Now, let's talk about immigration for Muslims into America.
If someone comes from a country where there's a lot of terrorism going on, they absolutely should have more scrutiny applied to them than a Buddhist from Quebec. Now, if Buddhists from Quebec start a blowing people up, then we'll apply more scrutiny to them.
Again, I don't see any bigotry with this process, it just seems common sense. So if the Khan family tried to immigrate today from Pakistan, there would be higher scrutiny put on them. But they'd pass, because they're good people.
Here's an example of a missed opportunity when Americans would have benefited from increased scrutiny.
Two guys immigrated to America in 2009, refugees from Iraq, and end up living in Kentucky. In 2011, an American soldier in a village in Iraq, found a cellphone in a pile of rubble. The fingerprints on that cellphone match to the finger prints of these two people in Kentucky.
So what's the big deal?
That cellphone was used as a detonation device that killed American soldiers. The pair were soon arrested for trying to sell weapons to Al Qaeda and Iraq.
Now, I can't imagine Mr. and Mrs. Khan would want these two people in America. These are the kind of people who killed their son in Iraq. So what can we do to stop it? What can we do to make sure people like those two killers don't come to America?
I'd like the Khan's family suggestion. I'd also like to ask Hillary why she supports porous borders and loose refugee policies from certain countries where people like this can come into America so easily.
If I were Trump, I'd flip it and say, 'Hey Hillary, why do you want the terrorists who killed the Khan's son to come to America? You must want it because you sure have no plan to stop it.'
Now, the Republicans could have preempted this whole thing from being a thing in the first place if at their convention, they had someone like Johnny Walker.
Johnny Walker born and raised in Iraq, Baghdad and he helped the Navy SEALs there for many years. His family was at risk because he helped the Americans, so he came to America as a refugee, and now he's a citizen living right here in San Diego. I asked him on my radio show a couple months ago what he thought about Trump's policy on Muslims coming to America and he said, No, no.
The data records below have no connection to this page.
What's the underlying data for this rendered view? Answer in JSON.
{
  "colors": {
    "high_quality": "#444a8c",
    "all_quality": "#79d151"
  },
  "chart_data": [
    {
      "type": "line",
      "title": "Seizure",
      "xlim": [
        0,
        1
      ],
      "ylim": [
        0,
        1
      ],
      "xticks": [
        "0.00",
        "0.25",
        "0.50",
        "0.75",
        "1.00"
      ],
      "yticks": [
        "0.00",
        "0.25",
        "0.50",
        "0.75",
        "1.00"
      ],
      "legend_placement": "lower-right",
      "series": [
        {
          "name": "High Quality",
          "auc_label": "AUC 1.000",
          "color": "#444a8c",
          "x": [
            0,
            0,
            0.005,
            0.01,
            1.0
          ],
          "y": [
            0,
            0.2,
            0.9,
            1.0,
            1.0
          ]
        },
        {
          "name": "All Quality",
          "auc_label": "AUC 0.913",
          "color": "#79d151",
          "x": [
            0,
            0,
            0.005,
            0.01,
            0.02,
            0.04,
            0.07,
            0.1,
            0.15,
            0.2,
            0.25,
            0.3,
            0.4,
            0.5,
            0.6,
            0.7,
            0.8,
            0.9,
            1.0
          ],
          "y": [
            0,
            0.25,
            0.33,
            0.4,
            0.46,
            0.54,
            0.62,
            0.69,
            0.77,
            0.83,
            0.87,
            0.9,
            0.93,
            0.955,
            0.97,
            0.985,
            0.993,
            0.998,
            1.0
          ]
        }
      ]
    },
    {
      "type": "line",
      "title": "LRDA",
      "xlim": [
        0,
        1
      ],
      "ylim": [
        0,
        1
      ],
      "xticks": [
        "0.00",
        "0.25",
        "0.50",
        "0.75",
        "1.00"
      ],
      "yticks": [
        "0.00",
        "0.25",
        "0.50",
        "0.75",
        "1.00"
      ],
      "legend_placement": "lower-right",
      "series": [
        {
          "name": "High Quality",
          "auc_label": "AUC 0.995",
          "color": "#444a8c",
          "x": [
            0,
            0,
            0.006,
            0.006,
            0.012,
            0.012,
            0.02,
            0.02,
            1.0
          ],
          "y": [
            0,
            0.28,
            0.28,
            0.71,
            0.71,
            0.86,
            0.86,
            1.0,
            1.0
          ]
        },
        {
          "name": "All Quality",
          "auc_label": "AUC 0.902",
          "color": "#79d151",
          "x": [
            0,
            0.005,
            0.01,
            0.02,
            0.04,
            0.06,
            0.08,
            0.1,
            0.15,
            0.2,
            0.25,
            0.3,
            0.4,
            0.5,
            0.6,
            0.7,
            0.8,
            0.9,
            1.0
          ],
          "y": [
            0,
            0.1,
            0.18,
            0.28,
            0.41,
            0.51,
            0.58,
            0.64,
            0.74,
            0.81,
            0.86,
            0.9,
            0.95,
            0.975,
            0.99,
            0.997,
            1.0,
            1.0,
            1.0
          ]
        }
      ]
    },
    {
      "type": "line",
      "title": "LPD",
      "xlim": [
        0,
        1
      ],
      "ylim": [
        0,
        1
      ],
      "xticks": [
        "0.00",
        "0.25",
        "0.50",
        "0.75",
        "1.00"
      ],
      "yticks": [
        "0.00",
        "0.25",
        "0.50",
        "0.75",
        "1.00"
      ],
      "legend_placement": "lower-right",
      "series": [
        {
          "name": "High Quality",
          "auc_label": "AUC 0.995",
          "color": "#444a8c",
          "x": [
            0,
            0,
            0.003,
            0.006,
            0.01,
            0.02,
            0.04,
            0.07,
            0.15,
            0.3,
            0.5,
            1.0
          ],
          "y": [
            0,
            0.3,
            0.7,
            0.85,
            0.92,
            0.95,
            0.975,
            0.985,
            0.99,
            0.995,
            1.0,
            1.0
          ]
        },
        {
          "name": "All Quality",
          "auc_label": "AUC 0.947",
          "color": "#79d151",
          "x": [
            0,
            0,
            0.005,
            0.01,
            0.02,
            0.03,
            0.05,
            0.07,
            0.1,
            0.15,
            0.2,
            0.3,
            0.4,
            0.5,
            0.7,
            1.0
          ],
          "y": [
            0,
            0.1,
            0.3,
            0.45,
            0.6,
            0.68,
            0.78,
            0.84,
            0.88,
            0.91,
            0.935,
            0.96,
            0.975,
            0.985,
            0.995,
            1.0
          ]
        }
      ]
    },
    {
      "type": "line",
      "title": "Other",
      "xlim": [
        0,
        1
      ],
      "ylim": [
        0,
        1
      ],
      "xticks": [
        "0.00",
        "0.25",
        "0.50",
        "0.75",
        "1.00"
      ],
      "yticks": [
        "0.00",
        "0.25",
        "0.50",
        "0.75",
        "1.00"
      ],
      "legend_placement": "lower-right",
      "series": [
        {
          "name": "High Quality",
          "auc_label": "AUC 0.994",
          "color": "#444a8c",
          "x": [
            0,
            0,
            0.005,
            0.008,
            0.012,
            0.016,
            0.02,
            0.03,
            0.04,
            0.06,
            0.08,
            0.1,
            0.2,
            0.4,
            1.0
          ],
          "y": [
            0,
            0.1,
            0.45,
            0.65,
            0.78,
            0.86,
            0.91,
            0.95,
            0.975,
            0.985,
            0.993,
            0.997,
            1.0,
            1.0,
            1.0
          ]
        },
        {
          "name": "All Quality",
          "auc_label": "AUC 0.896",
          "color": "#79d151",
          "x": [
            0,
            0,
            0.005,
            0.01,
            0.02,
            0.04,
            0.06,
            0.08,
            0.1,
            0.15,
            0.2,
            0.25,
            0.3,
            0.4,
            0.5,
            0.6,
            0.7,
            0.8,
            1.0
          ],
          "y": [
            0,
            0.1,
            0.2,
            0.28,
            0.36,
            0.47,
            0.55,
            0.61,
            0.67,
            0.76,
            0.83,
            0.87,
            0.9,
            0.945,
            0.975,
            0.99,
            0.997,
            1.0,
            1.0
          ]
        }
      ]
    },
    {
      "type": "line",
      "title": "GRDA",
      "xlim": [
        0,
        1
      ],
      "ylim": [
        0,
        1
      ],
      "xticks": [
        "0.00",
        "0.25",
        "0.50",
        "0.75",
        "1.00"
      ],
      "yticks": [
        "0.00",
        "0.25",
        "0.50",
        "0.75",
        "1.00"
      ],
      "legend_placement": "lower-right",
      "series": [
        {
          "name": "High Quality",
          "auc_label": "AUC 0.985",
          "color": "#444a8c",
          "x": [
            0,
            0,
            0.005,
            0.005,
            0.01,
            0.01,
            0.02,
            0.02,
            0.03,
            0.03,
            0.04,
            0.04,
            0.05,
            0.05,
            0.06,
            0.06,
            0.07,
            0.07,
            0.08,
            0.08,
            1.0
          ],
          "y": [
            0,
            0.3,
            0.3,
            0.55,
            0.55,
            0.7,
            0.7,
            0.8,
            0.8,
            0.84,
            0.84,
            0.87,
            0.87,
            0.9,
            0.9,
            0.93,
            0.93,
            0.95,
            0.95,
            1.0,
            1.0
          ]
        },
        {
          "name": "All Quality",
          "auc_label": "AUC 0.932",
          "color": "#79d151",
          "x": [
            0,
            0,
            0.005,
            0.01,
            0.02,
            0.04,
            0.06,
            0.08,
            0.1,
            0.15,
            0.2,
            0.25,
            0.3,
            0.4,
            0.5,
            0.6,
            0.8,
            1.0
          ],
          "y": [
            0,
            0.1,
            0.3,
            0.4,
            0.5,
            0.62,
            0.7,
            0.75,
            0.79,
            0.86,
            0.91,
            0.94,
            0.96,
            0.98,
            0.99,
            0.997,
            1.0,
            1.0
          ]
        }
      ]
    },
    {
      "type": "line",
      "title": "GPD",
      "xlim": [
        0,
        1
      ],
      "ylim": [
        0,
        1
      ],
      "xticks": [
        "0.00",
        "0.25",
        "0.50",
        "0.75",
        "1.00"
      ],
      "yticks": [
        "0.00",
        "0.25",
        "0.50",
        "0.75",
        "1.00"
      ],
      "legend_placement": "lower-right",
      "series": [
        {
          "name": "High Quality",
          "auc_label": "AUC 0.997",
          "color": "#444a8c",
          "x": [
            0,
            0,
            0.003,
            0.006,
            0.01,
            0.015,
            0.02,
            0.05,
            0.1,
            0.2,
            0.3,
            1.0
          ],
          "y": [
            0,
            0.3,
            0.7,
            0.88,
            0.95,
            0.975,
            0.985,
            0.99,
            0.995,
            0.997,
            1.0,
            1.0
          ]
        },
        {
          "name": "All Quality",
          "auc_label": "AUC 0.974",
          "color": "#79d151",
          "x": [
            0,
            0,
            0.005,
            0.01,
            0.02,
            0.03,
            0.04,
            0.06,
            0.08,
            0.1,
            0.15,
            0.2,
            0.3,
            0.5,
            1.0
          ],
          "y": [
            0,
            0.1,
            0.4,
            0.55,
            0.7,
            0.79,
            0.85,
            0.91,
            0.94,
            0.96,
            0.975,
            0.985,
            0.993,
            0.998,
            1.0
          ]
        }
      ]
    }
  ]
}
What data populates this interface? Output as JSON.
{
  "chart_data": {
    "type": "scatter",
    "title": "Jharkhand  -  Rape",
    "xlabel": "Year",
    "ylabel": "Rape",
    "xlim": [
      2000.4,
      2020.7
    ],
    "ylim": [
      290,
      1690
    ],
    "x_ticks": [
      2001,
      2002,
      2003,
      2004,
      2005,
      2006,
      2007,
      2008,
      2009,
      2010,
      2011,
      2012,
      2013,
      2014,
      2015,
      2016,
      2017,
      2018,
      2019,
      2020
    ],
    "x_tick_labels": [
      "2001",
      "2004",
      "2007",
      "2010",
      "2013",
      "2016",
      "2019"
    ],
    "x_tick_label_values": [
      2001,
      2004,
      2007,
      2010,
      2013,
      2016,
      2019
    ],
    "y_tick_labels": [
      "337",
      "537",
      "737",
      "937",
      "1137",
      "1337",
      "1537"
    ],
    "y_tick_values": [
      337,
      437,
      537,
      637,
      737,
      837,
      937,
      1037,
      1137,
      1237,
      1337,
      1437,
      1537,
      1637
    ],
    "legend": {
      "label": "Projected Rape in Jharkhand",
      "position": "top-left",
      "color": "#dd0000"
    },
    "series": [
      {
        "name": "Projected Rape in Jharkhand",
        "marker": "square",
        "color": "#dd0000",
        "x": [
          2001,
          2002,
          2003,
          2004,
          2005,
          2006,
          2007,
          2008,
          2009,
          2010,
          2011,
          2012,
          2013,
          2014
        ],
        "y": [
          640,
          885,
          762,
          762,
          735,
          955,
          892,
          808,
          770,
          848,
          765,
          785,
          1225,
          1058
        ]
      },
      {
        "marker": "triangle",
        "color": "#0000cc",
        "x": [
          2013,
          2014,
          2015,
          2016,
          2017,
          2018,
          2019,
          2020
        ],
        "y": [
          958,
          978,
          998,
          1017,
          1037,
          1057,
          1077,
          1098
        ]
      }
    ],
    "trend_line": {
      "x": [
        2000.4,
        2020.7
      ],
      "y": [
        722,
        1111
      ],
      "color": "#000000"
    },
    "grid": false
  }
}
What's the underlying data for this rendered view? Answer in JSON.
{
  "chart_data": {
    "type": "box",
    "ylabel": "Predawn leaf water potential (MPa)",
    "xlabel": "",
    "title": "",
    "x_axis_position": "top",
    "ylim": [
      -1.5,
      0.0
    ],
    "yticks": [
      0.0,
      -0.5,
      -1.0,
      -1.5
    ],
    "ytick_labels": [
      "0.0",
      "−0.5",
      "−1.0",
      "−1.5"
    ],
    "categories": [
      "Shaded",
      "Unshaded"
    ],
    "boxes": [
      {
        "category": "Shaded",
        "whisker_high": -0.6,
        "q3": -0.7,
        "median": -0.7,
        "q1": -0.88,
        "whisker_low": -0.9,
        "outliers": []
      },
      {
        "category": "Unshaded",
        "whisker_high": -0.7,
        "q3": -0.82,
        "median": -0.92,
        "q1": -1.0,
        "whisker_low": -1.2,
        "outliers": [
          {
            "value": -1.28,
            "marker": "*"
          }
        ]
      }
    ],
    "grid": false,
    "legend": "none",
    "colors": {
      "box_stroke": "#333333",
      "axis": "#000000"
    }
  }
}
"You don't want these people here, I promise you," he said. "You don't want the people I know in Iraq to live here in America. You need to make sure you know exactly who they are before you let them here."
We talked to another man from Afghanistan who said the same thing.
Why didn't the Republican party have Johnny Walker speak at their convention and nip this whole thing in the bud? I don't know, maybe Trump's team can reach out to Johnny Walker and have him speak in the next few months here.
In the meantime, maybe Mr. Khan should give that pocket constitution to Hillary Clinton. She needs to brush up on it as well.